ASSOCIATED PRESS - Police said they fired smoke and tear gas canisters into a crowd of defiant protesters who gathered in a St. Louis suburb early Sunday where a black teen had been shot by a white police officer while walking down the street.
Hundreds of other protesters left peacefully before the midnight to 5 a.m. deadline took effect in Ferguson, Missouri, where 18-year-old Michael Brown had been shot Aug. 9.
But remaining protesters — chanting "No justice! No curfew!" — refused to leave the area. As five armored tactical vehicles approached the crowd, officers spoke through a loudspeaker: "You are in violation of a state-imposed curfew. You must disperse immediately. Failure to comply, may result in arrest."
As officers put on gas masks, a chant from the distant crowd emerged: "We have the right to assemble peacefully."
A moment later, police began firing canisters into the crowd of protesters.
Highway Patrol Spokesman Lt. John Hotz initially said police only used smoke, but later told The Associated Press that they also fired tear gas canisters. He said of police efforts: "Obviously, we're trying to give them every opportunity to comply with the curfew."
Jayson Ross, who was leading the protesters toward police before the canisters were fired, said: "They got guns. We got guns. We are ready."
The unrest between police and protesters came after Gov. Jay Nixon on Saturday declared a state of emergency in Ferguson.

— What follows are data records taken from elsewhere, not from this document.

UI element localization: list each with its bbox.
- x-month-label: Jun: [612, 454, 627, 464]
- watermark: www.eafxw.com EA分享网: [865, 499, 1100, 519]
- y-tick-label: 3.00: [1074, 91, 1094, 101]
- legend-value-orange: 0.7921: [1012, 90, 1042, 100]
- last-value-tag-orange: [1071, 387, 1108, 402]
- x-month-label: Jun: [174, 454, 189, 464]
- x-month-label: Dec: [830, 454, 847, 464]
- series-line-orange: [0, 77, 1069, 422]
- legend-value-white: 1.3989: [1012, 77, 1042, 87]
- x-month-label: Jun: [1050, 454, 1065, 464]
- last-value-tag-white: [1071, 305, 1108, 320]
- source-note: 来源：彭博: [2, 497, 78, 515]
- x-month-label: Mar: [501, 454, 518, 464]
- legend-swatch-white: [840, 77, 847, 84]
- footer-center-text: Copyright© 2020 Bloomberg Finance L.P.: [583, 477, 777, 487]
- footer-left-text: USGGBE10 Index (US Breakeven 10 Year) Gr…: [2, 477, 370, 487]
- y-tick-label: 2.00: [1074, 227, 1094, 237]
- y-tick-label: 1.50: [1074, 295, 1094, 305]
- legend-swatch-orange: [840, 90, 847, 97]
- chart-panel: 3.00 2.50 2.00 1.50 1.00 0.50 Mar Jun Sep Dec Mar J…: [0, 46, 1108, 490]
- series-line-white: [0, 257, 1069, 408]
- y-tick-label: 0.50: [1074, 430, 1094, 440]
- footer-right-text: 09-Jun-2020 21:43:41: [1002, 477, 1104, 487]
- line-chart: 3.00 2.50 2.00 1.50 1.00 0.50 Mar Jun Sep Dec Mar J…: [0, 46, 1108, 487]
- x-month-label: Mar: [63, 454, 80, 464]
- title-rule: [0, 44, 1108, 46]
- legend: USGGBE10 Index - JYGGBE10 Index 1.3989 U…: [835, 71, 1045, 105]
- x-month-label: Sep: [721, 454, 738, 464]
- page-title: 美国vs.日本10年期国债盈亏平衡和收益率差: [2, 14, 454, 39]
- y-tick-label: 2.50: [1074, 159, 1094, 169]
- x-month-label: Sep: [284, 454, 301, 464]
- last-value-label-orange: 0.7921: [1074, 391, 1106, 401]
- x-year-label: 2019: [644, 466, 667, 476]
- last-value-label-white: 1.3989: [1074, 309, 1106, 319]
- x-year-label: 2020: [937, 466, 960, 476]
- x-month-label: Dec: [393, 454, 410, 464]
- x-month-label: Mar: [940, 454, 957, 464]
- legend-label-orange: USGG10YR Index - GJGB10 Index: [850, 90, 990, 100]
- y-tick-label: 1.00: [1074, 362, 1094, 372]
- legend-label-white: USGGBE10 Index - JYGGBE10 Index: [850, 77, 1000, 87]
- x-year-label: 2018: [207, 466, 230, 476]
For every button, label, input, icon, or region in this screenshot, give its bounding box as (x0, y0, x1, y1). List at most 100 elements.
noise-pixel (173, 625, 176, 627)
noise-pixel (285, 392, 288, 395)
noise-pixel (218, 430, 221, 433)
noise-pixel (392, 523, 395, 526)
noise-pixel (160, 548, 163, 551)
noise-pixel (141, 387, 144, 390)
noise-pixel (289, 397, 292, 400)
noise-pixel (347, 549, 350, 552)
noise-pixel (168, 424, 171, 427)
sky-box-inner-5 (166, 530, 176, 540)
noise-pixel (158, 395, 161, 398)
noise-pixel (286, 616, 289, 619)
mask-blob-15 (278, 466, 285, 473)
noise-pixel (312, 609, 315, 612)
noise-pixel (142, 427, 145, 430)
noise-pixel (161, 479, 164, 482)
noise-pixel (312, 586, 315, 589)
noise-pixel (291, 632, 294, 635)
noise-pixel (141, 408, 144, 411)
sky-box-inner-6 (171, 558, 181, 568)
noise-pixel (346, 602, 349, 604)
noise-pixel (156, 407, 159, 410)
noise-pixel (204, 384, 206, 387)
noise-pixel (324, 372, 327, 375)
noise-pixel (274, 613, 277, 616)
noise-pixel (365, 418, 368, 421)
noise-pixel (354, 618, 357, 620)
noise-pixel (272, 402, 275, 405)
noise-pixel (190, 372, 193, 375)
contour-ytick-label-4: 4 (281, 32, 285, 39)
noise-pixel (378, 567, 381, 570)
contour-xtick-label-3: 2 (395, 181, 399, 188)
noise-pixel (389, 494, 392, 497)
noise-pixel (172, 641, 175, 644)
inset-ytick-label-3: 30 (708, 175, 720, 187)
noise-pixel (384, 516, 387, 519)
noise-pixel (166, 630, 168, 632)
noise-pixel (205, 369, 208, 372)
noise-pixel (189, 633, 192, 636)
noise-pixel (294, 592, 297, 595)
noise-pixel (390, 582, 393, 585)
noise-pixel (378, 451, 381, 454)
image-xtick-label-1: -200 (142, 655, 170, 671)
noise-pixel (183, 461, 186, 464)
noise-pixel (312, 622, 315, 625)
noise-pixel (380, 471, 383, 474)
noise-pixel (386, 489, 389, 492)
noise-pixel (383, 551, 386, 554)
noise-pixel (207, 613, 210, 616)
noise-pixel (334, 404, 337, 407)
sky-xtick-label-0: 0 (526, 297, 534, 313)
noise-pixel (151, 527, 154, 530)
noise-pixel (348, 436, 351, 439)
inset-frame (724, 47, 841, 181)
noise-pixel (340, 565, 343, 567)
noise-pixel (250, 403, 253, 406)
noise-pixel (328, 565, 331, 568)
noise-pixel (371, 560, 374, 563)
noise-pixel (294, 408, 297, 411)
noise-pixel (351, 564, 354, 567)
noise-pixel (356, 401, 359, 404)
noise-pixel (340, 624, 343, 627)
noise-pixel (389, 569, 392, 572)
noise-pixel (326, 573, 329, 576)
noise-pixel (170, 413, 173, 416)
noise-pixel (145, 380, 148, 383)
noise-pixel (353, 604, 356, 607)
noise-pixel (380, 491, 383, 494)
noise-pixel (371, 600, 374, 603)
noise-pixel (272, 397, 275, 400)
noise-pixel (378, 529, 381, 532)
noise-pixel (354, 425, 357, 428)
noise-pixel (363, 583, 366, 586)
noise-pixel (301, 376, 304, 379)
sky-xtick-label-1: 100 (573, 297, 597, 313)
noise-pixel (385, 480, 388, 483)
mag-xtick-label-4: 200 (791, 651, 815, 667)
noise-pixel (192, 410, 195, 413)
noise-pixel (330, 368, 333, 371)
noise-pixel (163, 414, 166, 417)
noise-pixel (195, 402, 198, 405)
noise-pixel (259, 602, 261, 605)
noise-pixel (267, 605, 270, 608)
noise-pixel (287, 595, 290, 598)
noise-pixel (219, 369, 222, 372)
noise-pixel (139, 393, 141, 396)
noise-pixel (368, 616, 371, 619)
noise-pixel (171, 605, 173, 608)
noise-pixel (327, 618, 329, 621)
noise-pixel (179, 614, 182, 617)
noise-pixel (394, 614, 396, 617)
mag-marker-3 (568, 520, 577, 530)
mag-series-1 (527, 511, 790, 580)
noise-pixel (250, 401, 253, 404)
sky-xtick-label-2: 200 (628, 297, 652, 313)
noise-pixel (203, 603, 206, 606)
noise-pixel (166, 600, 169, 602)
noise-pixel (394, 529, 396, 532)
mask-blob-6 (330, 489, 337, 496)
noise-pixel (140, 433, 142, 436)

Nixon's curfew announcement came after tensions again flared in Ferguson late Friday night. Earlier that day, local police identified the officer who shot Brown as Darren Wilson and released documents and video footage alleging that Brown had robbed a convenience store just before he was shot. Police said Wilson was unaware Brown was a suspect when he encountered him walking in the street with a friend.
Nixon said the U.S. Department of Justice is widening its civil rights investigation of the shooting.
Missouri State Highway Patrol Capt. Ron Johnson, who is in charge of security in Ferguson, said 40 FBI agents were going door-to-door in the neighborhood starting Saturday, talking to people who might have seen or have information about the shooting.
Brown's death ignited several days of clashes with furious protesters. Local officers faced strong criticism for their use of tear gas and rubber bullets against protesters.
As the curfew approached late Saturday night, New Black Panther Party leader Malik Shabazz roamed the street with a bullhorn, encouraging people to leave for their own safety. Many appeared to follow his suggestion.
Crowds that were in the hundreds prior to the curfew dwindled significantly in the final hour.
In announcing the curfew, Nixon said that though many protesters were making themselves heard peacefully, the state would not allow looters to endanger the community.
"We must first have and maintain peace. This is a test. The eyes of the world are watching," Nixon said. "We cannot allow the ill will of the few to undermine the good will of the many."
Darrell Alexander, 57, worried Saturday night that the curfew might spur anger and more violence.
"I think it's an antagonistic decision to not allow people to express their freedom of speech. It's an overreaction," he said.
On Saturday, some residents said it appeared the violent acts were being committed by people who came from other suburbs or states.
"Who would burn down their own backyard?" asked Rebecca McCloud. "These people aren't from here. They came to burn down our city and leave."
Wilson, the officer who shot Brown, is a six-year police veteran who had no previous complaints against him, the local police chief has said.
The Ferguson Police Department has refused to say anything about Wilson's whereabouts, and Associated Press reporters were unable to contact him at any addresses or phone numbers listed under that name in the St. Louis area.
Wilson has been on paid administrative leave since the shooting. St. Louis County prosecutor Bob McCulloch said it could be weeks before the investigation wraps up.